Thema des Tages

Strahlungswetter 

Das heutige Thema des Tages beschäftigt sich mit den atmosphärischen 
Bedingungen, die vorherrschen müssen, damit Meteorologen von 
Strahlungswetter sprechen - und erläutert diese anhand eines 
Beispiels vom gestrigen Samstag.  

Der heutige Sonntag macht seinem Namen als "Sonnentag" zumindest in 
einem Streifen vom Südwesten bis in den Nordosten alle Ehre. Vor 
allem im Südwesten zeigt sich kaum eine Wolke am Himmel. Mit anderen 
Worten: Dort steht uns fast perfektes Strahlungswetter ins Haus.

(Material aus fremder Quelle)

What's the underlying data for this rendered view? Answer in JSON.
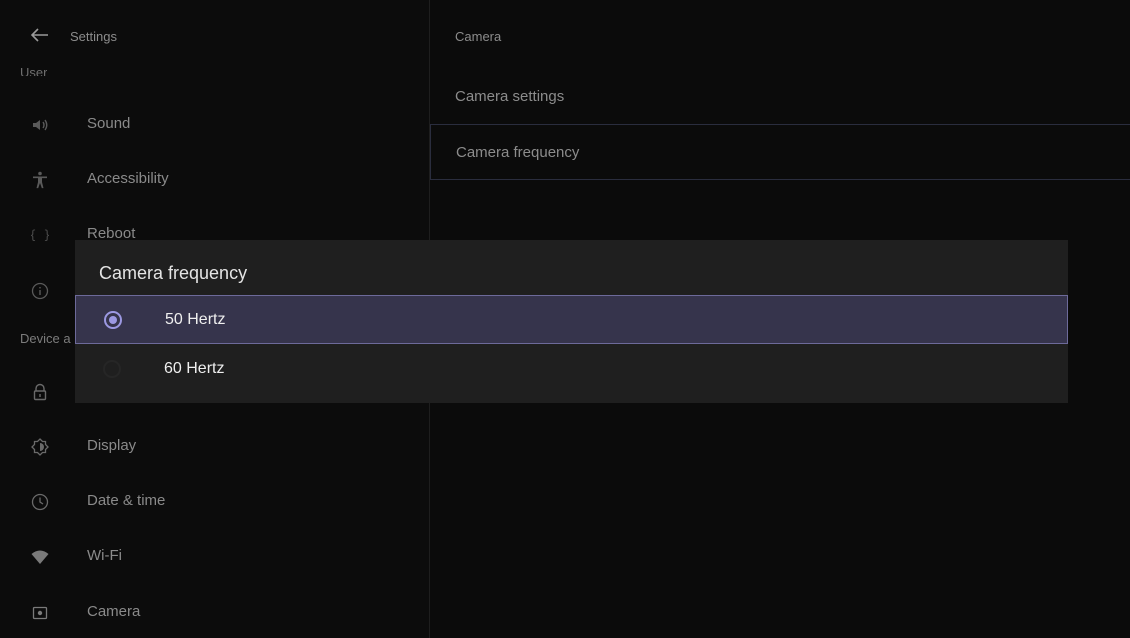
{
  "left_header": {
    "title": "Settings"
  },
  "sections": {
    "user": "User",
    "device": "Device a"
  },
  "nav_items": [
    {
      "label": "Sound",
      "icon": "volume-icon"
    },
    {
      "label": "Accessibility",
      "icon": "accessibility-icon"
    },
    {
      "label": "Reboot",
      "icon": "braces-icon"
    },
    {
      "label": "",
      "icon": "info-icon"
    },
    {
      "label": "",
      "icon": "lock-icon"
    },
    {
      "label": "Display",
      "icon": "brightness-icon"
    },
    {
      "label": "Date & time",
      "icon": "clock-icon"
    },
    {
      "label": "Wi-Fi",
      "icon": "wifi-icon"
    },
    {
      "label": "Camera",
      "icon": "camera-icon"
    }
  ],
  "right_panel": {
    "title": "Camera",
    "items": [
      {
        "label": "Camera settings"
      },
      {
        "label": "Camera frequency"
      }
    ]
  },
  "dialog": {
    "title": "Camera frequency",
    "options": [
      {
        "label": "50 Hertz",
        "selected": true
      },
      {
        "label": "60 Hertz",
        "selected": false
      }
    ]
  },
  "colors": {
    "accent": "#9c98e2",
    "selected_row_bg": "#36344c",
    "dialog_bg": "#1f1f1f",
    "background": "#0b0b0b"
  }
}
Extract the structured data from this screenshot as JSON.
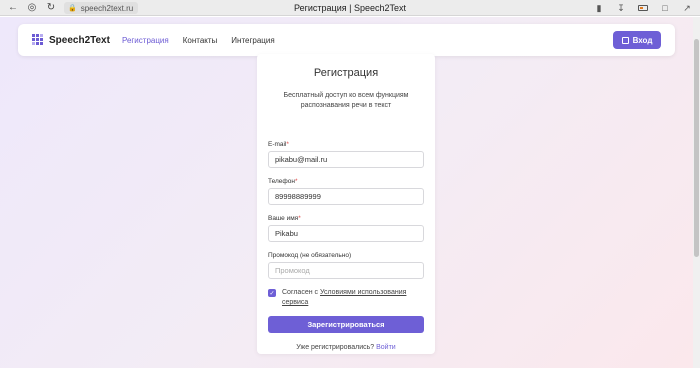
{
  "browser": {
    "address": "speech2text.ru",
    "tab_title": "Регистрация | Speech2Text"
  },
  "header": {
    "logo_text": "Speech2Text",
    "nav": [
      {
        "label": "Регистрация",
        "active": true
      },
      {
        "label": "Контакты",
        "active": false
      },
      {
        "label": "Интеграция",
        "active": false
      }
    ],
    "login_label": "Вход"
  },
  "form": {
    "title": "Регистрация",
    "subtitle": "Бесплатный доступ ко всем функциям распознавания речи в текст",
    "fields": [
      {
        "label": "E-mail",
        "required_mark": "*",
        "value": "pikabu@mail.ru",
        "placeholder": ""
      },
      {
        "label": "Телефон",
        "required_mark": "*",
        "value": "89998889999",
        "placeholder": ""
      },
      {
        "label": "Ваше имя",
        "required_mark": "*",
        "value": "Pikabu",
        "placeholder": ""
      },
      {
        "label": "Промокод (не обязательно)",
        "required_mark": "",
        "value": "",
        "placeholder": "Промокод"
      }
    ],
    "agree_prefix": "Согласен с ",
    "agree_link": "Условиями использования сервиса",
    "agree_checked": true,
    "submit_label": "Зарегистрироваться",
    "footer_prefix": "Уже регистрировались?",
    "footer_link": "Войти"
  },
  "colors": {
    "accent": "#6e5fd6"
  }
}
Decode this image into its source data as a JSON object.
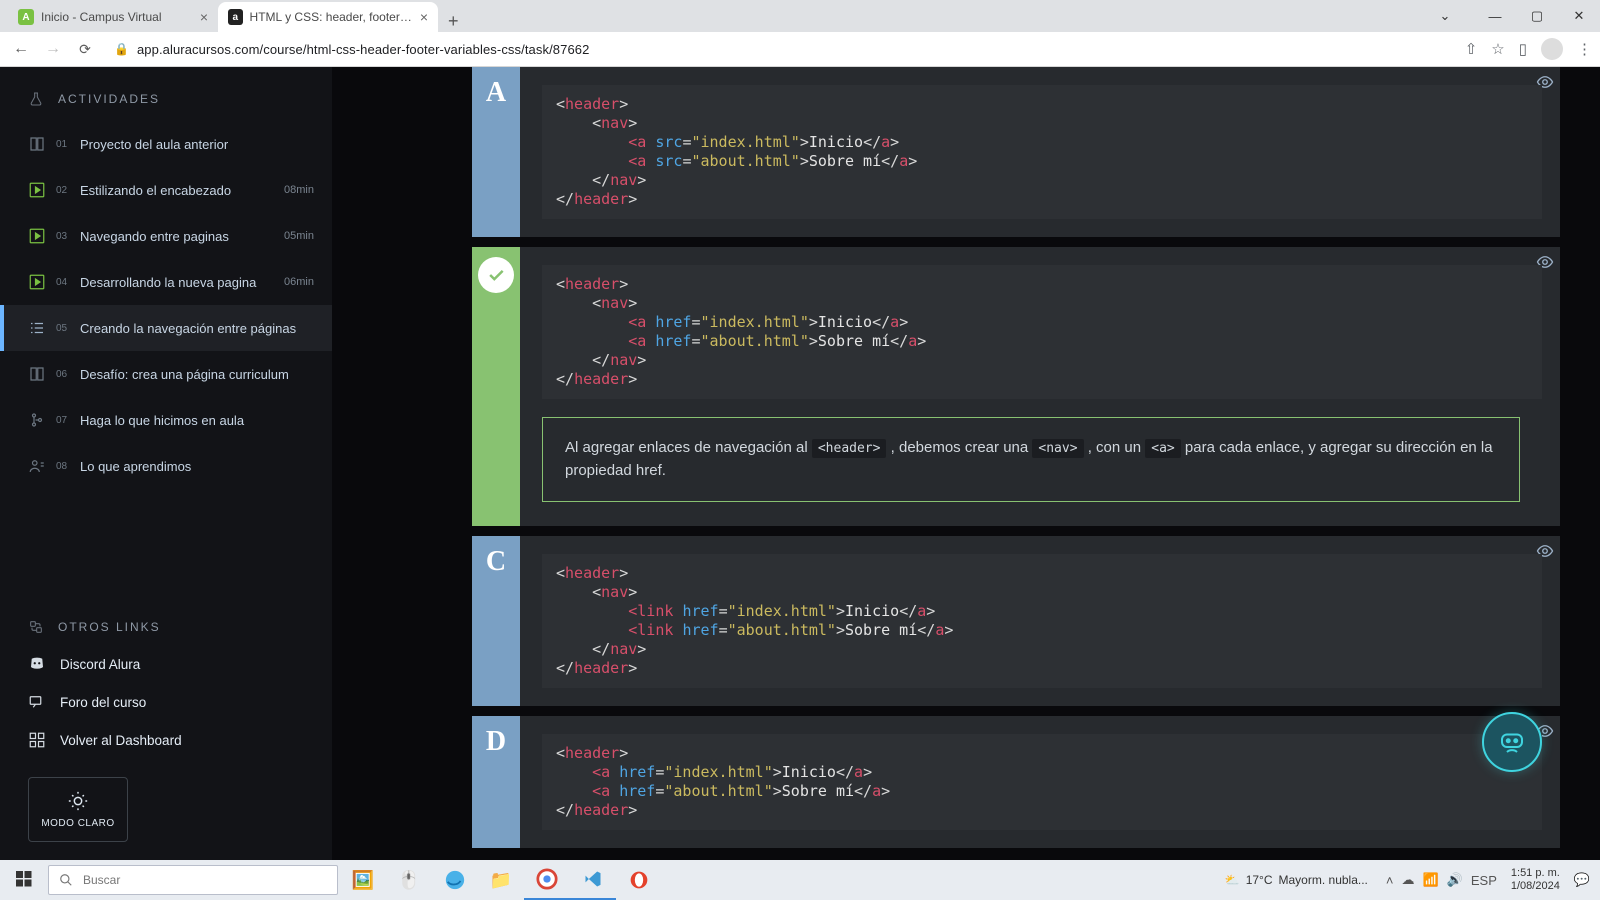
{
  "browser": {
    "tabs": [
      {
        "title": "Inicio - Campus Virtual",
        "fav_bg": "#7ac142",
        "fav_tx": "A",
        "fav_col": "#fff"
      },
      {
        "title": "HTML y CSS: header, footer y var",
        "fav_bg": "#222",
        "fav_tx": "a",
        "fav_col": "#fff"
      }
    ],
    "url": "app.aluracursos.com/course/html-css-header-footer-variables-css/task/87662"
  },
  "sidebar": {
    "activities_label": "ACTIVIDADES",
    "items": [
      {
        "num": "01",
        "label": "Proyecto del aula anterior",
        "dur": "",
        "icon": "book"
      },
      {
        "num": "02",
        "label": "Estilizando el encabezado",
        "dur": "08min",
        "icon": "play"
      },
      {
        "num": "03",
        "label": "Navegando entre paginas",
        "dur": "05min",
        "icon": "play"
      },
      {
        "num": "04",
        "label": "Desarrollando la nueva pagina",
        "dur": "06min",
        "icon": "play"
      },
      {
        "num": "05",
        "label": "Creando la navegación entre páginas",
        "dur": "",
        "icon": "list"
      },
      {
        "num": "06",
        "label": "Desafío: crea una página curriculum",
        "dur": "",
        "icon": "book"
      },
      {
        "num": "07",
        "label": "Haga lo que hicimos en aula",
        "dur": "",
        "icon": "code"
      },
      {
        "num": "08",
        "label": "Lo que aprendimos",
        "dur": "",
        "icon": "user"
      }
    ],
    "other_label": "OTROS LINKS",
    "other": [
      {
        "label": "Discord Alura",
        "icon": "discord"
      },
      {
        "label": "Foro del curso",
        "icon": "forum"
      },
      {
        "label": "Volver al Dashboard",
        "icon": "dash"
      }
    ],
    "mode_label": "MODO CLARO"
  },
  "options": {
    "a": {
      "letter": "A"
    },
    "b": {},
    "c": {
      "letter": "C"
    },
    "d": {
      "letter": "D"
    },
    "explain_pre": "Al agregar enlaces de navegación al ",
    "explain_c1": "<header>",
    "explain_mid1": " , debemos crear una ",
    "explain_c2": "<nav>",
    "explain_mid2": " , con un ",
    "explain_c3": "<a>",
    "explain_post": "  para cada enlace, y agregar su dirección en la propiedad href."
  },
  "code_a": {
    "l1": [
      "<header>"
    ],
    "l2": [
      "    <nav>"
    ],
    "l3": [
      "        <a ",
      "src",
      "=",
      "\"index.html\"",
      ">",
      "Inicio",
      "</a>"
    ],
    "l4": [
      "        <a ",
      "src",
      "=",
      "\"about.html\"",
      ">",
      "Sobre mí",
      "</a>"
    ],
    "l5": [
      "    </nav>"
    ],
    "l6": [
      "</header>"
    ]
  },
  "code_b": {
    "l1": [
      "<header>"
    ],
    "l2": [
      "    <nav>"
    ],
    "l3": [
      "        <a ",
      "href",
      "=",
      "\"index.html\"",
      ">",
      "Inicio",
      "</a>"
    ],
    "l4": [
      "        <a ",
      "href",
      "=",
      "\"about.html\"",
      ">",
      "Sobre mí",
      "</a>"
    ],
    "l5": [
      "    </nav>"
    ],
    "l6": [
      "</header>"
    ]
  },
  "code_c": {
    "l1": [
      "<header>"
    ],
    "l2": [
      "    <nav>"
    ],
    "l3": [
      "        <link ",
      "href",
      "=",
      "\"index.html\"",
      ">",
      "Inicio",
      "</a>"
    ],
    "l4": [
      "        <link ",
      "href",
      "=",
      "\"about.html\"",
      ">",
      "Sobre mí",
      "</a>"
    ],
    "l5": [
      "    </nav>"
    ],
    "l6": [
      "</header>"
    ]
  },
  "code_d": {
    "l1": [
      "<header>"
    ],
    "l2": [
      "    <a ",
      "href",
      "=",
      "\"index.html\"",
      ">",
      "Inicio",
      "</a>"
    ],
    "l3": [
      "    <a ",
      "href",
      "=",
      "\"about.html\"",
      ">",
      "Sobre mí",
      "</a>"
    ],
    "l4": [
      "</header>"
    ]
  },
  "taskbar": {
    "search_placeholder": "Buscar",
    "weather_temp": "17°C",
    "weather_desc": "Mayorm. nubla...",
    "lang": "ESP",
    "time": "1:51 p. m.",
    "date": "1/08/2024"
  }
}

Strahlungswetter? Da die solare Strahlung ja ohnehin der ultimative 
Antrieb für das Wettergeschehen auf der Erde ist, könnte man sagen, 
das jedes Wetter Strahlungswetter ist. 

Im Grunde kann man dieser sehr weit gefassten Definition von 
Strahlungswetter auch nicht widersprechen. Es ist allerdings in der 
Regel so, dass die Sonnenstrahlung auf ihrem Weg durch die Atmosphäre
in vielfältiger Weise beeinflusst und verändert wird. Dies geschieht 
z. B. durch Reflektion auf der Oberseite von Wolken, durch Beugung, 
Brechung und Streuung der Strahlen an atmosphärischen Partikeln oder 
auch durch Teilchen, die die Strahlung auffangen - und anschließend, 
auch in veränderter Form, möglicherweise wieder abgeben (Absorption 
und Emission). 

Unter Meteorologen hat es sich nun eingebürgert, genau dann von 
Strahlungswetter zu sprechen, wenn die geschilderten Prozesse nicht 
oder nur in ganz geringem Maße auftreten. Eine Grundvoraussetzung für
Strahlungswetter ist somit ein weitestgehend wolkenloser Himmel. Dazu
sollten die Luftmassen möglichst frei von sogenannten Aerosolen, also
von festen oder flüssigen Schwebteilchen sein. Auch Wasserdampf, also
die Feuchtigkeit in der Luft, ist bei Strahlungswetter nicht gerne 
gesehen - denn Wasserdampf absorbiert bzw. streut das Sonnenlicht 
sehr stark. 

Wenn all diese Bedingungen erfüllt sind, dann kann nicht nur die 
Sonnenstrahlung weitgehend ungehindert bis zum Erdboden vordringen - 
auch die Wärmestrahlung der Erde, die diese allein aufgrund ihrer 
Temperatur abgibt, kann die Atmosphäre weitgehend ungehindert 
passieren. Auch das ist eine elementare Bedingung für 
Strahlungswetter. Und wenn das Ganze noch von einem schläfrigen Wind 
begleitet wird - umso besser!
Was folgt ist zwar meteorologisch nicht spektakulär - aber oftmals 
herzerwärmend. Denn an Strahlungstagen kann man reichlich Sonne 
tanken. Und die Temperaturen steigen am Tage auf - je nach Jahreszeit
mehr oder weniger - angenehme Temperaturen. 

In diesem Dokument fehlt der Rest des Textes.